A woman watches a heavy equipment operator lift a large shipping container with a tractor.
Trainees move freight boxes during the 2022 Contingency Operations Readiness Exercise held at the Battle Creek Air National Guard Base in Michigan.
A woman watches a heavy equipment operator lift a large shipping container with a tractor.
220721-D-YU183-380
Trainees move freight boxes during the 2022 Contingency Operations Readiness Exercise held at the Battle Creek Air National Guard Base in Michigan.
Photo By: Jeff Landenberger
VIRIN: 220721-D-YU183-380

Acting DLA Disposition Services Exercise Planner Jeffrey Nofzinger is heading the major sub-command’s participation this time around and said close to 40 property disposal personnel from across the network would take part, split basically evenly between expeditionary civilian workforce members and reservists.

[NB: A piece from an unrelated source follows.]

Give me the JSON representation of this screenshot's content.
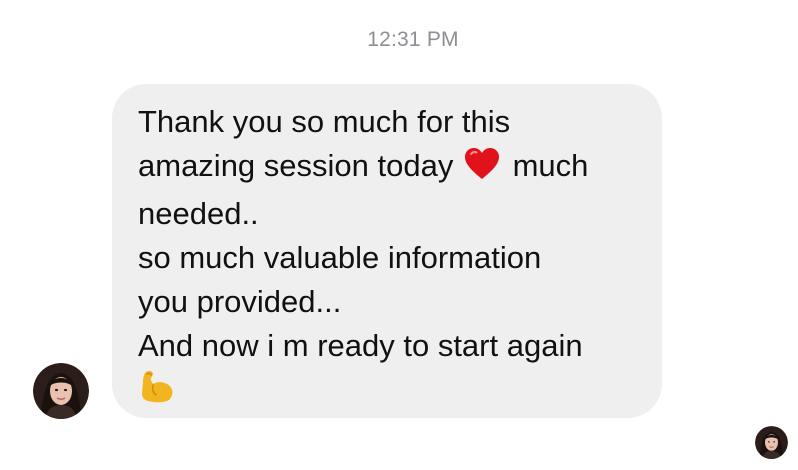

“Participants were mostly selected to get needed training, along with a few more experienced personnel to help them along,” Nofzinger said, calling it a “perfect opportunity” for skill sharpening among expeditionary workforce members slated to deploy soon.

Nofzinger said the training would be more compact than larger exercises in recent years, focusing on “back to basics” training and individual skill development rather than staging a full-on Expeditionary Support Site validation and conducting a full week of operations on multiple installations and sometimes multiple continents. Between the normal billet turnover experienced by the expeditionary reserve teams that support DLA property disposal and the ongoing rollout of the Warehouse Management System among all DLA Disposition Services field sites, sub-command leadership felt it “was the right time” to return to the roots of the annual deployment training started about a decade ago.

“In the future, we still want to tie into a joint exercise with a combatant command,” Nofzinger said, noting that the agency does expect to continue looking for customers it can serve while keeping its people contingency ready. 

During the first week, participants will receive individualized classroom instruction. The whole team gets two days of demilitarization training and then disperses for breakout sessions tied directly to specific job roles, Nofzinger said. During the final days of training, the team will build up a medium-sized ESS and conduct two days of site operations to process real-world property pre-staged from nearby military turn-in customers on BCANGB and Fort Custer.

Unlike previous years when DLA Disposition Services took the lead on planning and execution, this year’s event will be led for the first time by DLA Logistics Operations. As in recent years, it will continue to involve the support of DLA Information Operations with on-site communications and connectivity and DLA Joint Reserve Force personnel. The agency’s Rapid Deployment Teams will also take part this year, as well as DLA Distribution, which will conduct an adjacent training event from a location in Virginia.